217 Views Asked by At

I am reading through Shannon's proof of entropy power inequality (Appendix 6 in his paper A mathematical theory of communication). The theorem is that $$ e^{2H(X)} + e^{2H(Y)} \leq e^{2H(X+Y)} $$ where $H(X) = - \int p(x)\ln p(x) dx$ and similarly for $H(Y)$ and $H(X+Y)$.

It seems to me that Shannon used the Lagrange multipliers and the method of variation to derive the requirements to minimize $H(X+Y) = -\int r(x)\ln r(x) dx$ $(r=p\star q)$ with respect to the probability distributions $p(x)$ and $q(y)$ under the constraints that their entropies $H(X)$ and $H(Y)$ are fixed. And then he verified Gaussian distributions satisfy these requirements.

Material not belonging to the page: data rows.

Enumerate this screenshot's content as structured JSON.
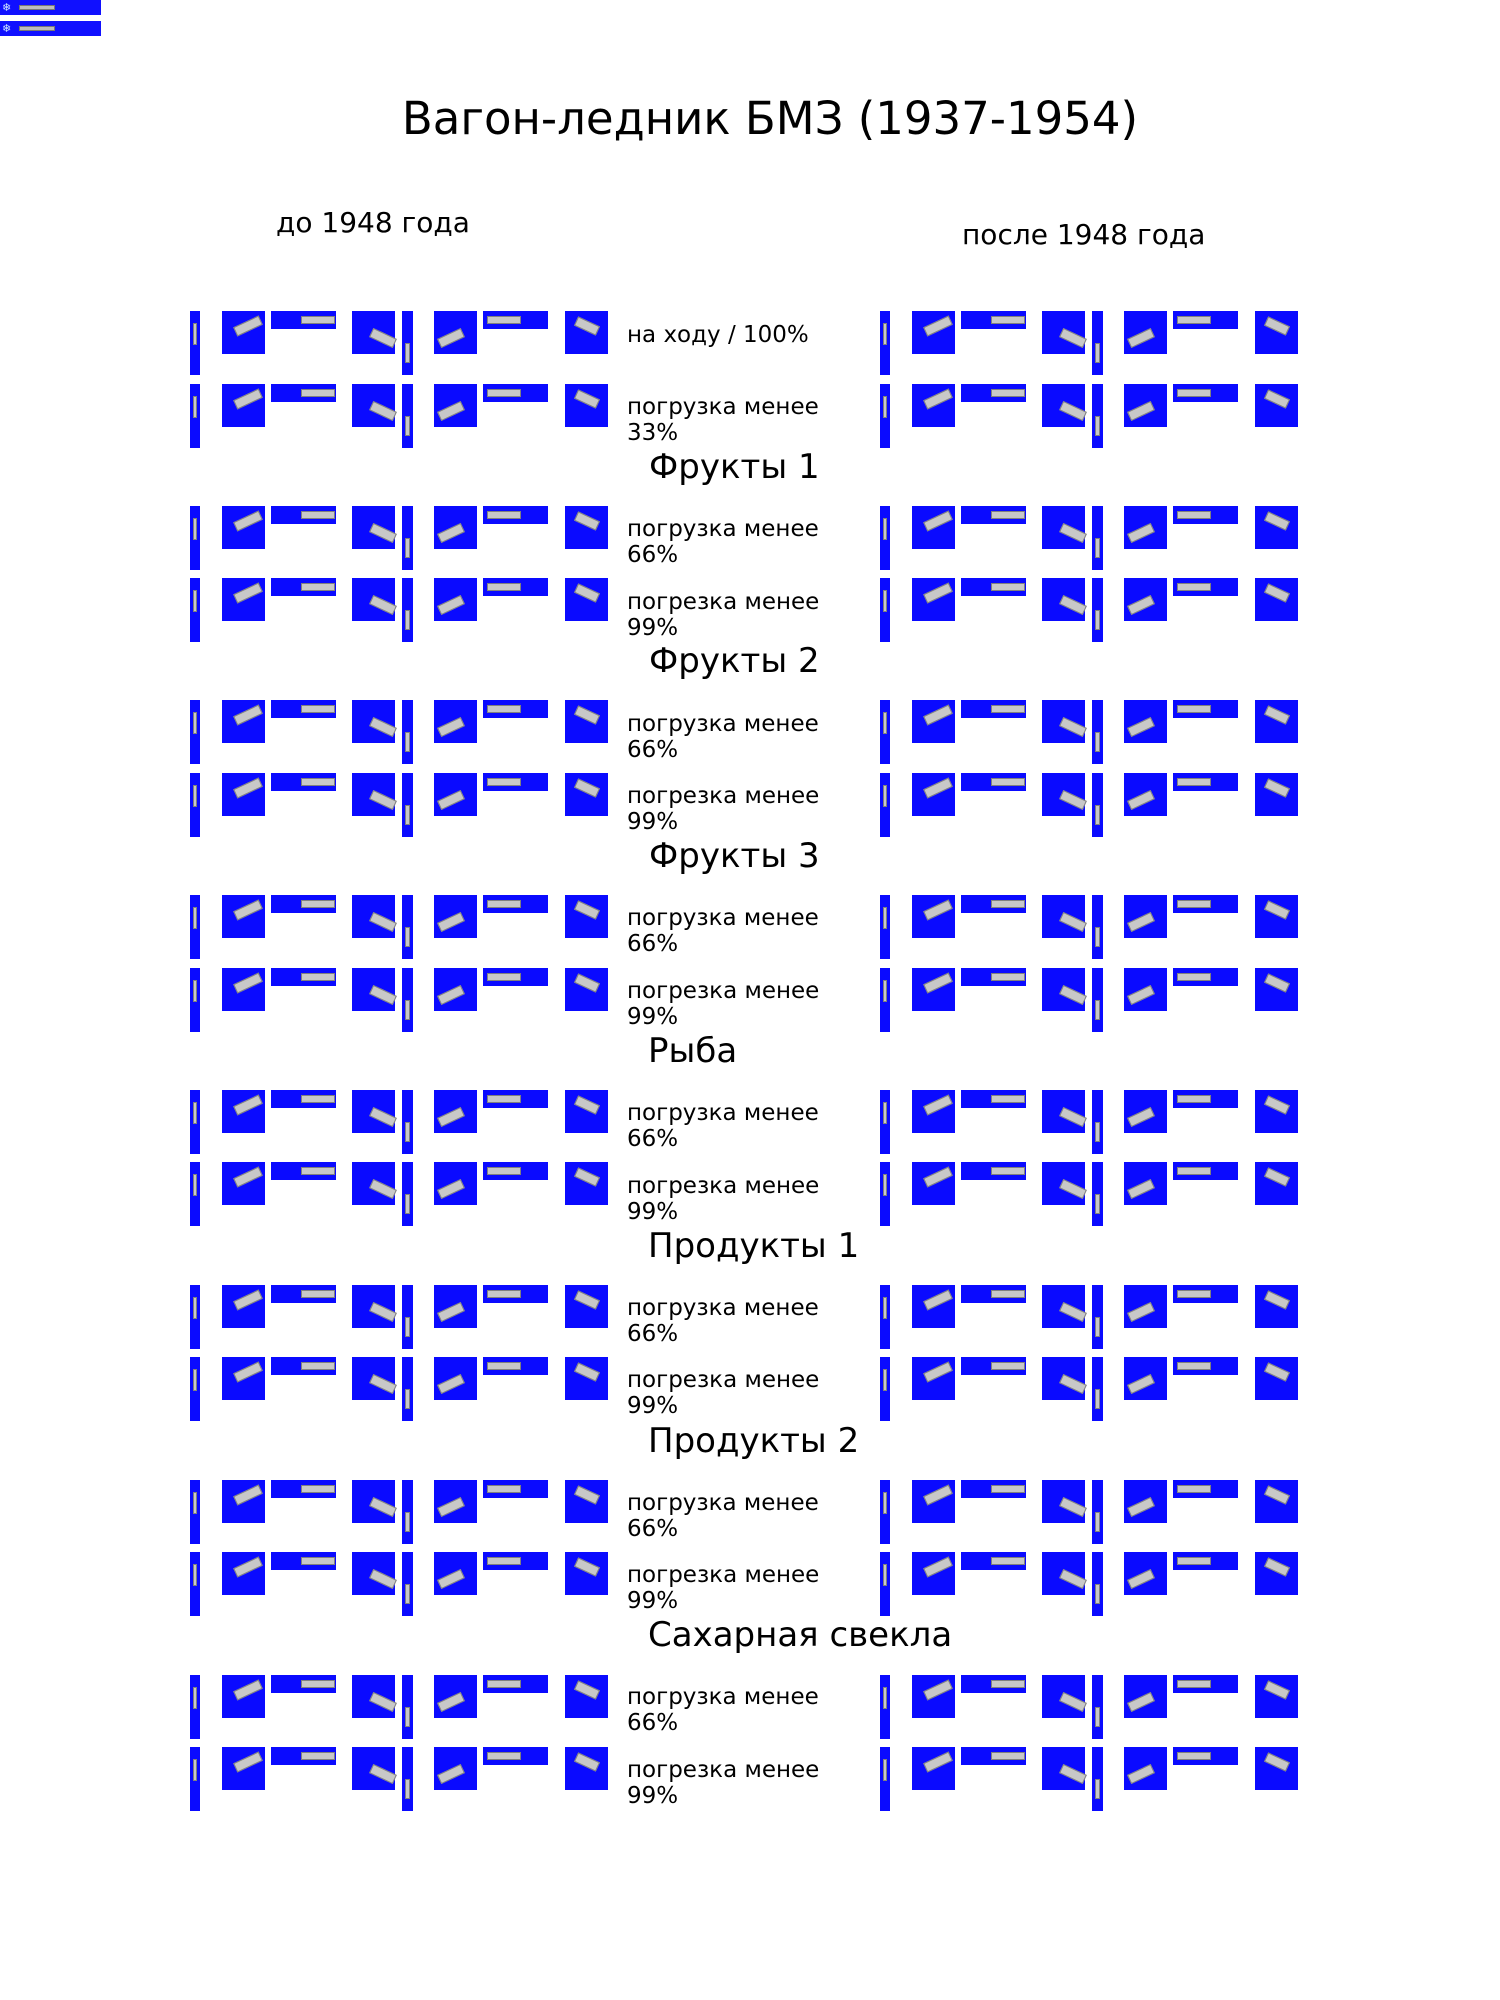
{
  "title": "Вагон-ледник БМЗ (1937-1954)",
  "columns": {
    "left": "до 1948 года",
    "right": "после 1948 года"
  },
  "rows": [
    {
      "label": "на ходу / 100%"
    },
    {
      "label": "погрузка менее 33%"
    },
    {
      "label": "погрузка менее 66%"
    },
    {
      "label": "погрезка менее 99%"
    },
    {
      "label": "погрузка менее 66%"
    },
    {
      "label": "погрезка менее 99%"
    },
    {
      "label": "погрузка менее 66%"
    },
    {
      "label": "погрезка менее 99%"
    },
    {
      "label": "погрузка менее 66%"
    },
    {
      "label": "погрезка менее 99%"
    },
    {
      "label": "погрузка менее 66%"
    },
    {
      "label": "погрезка менее 99%"
    },
    {
      "label": "погрузка менее 66%"
    },
    {
      "label": "погрезка менее 99%"
    },
    {
      "label": "погрузка менее 66%"
    },
    {
      "label": "погрезка менее 99%"
    }
  ],
  "sections": [
    {
      "title": "Фрукты 1"
    },
    {
      "title": "Фрукты 2"
    },
    {
      "title": "Фрукты 3"
    },
    {
      "title": "Рыба"
    },
    {
      "title": "Продукты 1"
    },
    {
      "title": "Продукты 2"
    },
    {
      "title": "Сахарная свекла"
    }
  ],
  "icons": {
    "palette": "snowflake-icon"
  },
  "colors": {
    "sprite_background": "#0a0aff",
    "page_background": "#ffffff"
  }
}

However, I could not follow the details in his proof. For example, based on this equation $$ \int (1+\ln r(x_i)) \delta r(x_i) + \lambda_1 (1+\ln p(x_i)) \delta p(x_i) + \lambda_2 (1+\ln q(x_i)) \delta q(x_i) dx_i = 0 $$ He concluded that when $p(x)$ is varied at a particular argument $x_i = s_i$, we have, $$ \int q(x_i-s_i)\ln r(x_i) dx_i = -\lambda_1 \ln p(s_i). $$ However, it seems to me that the correct formula should be $$ \int q(x_i-s_i)\ln r(x_i) dx_i + 1 = -\lambda_1 \ln p(s_i) -\lambda_1. $$ Also, in the end of his proof, he claims that when $A_{ij} = \frac{H_1}{H_2} B_{ij}$, the requirements are satisfied and I don't understand why that is true. Could anyone help me with that?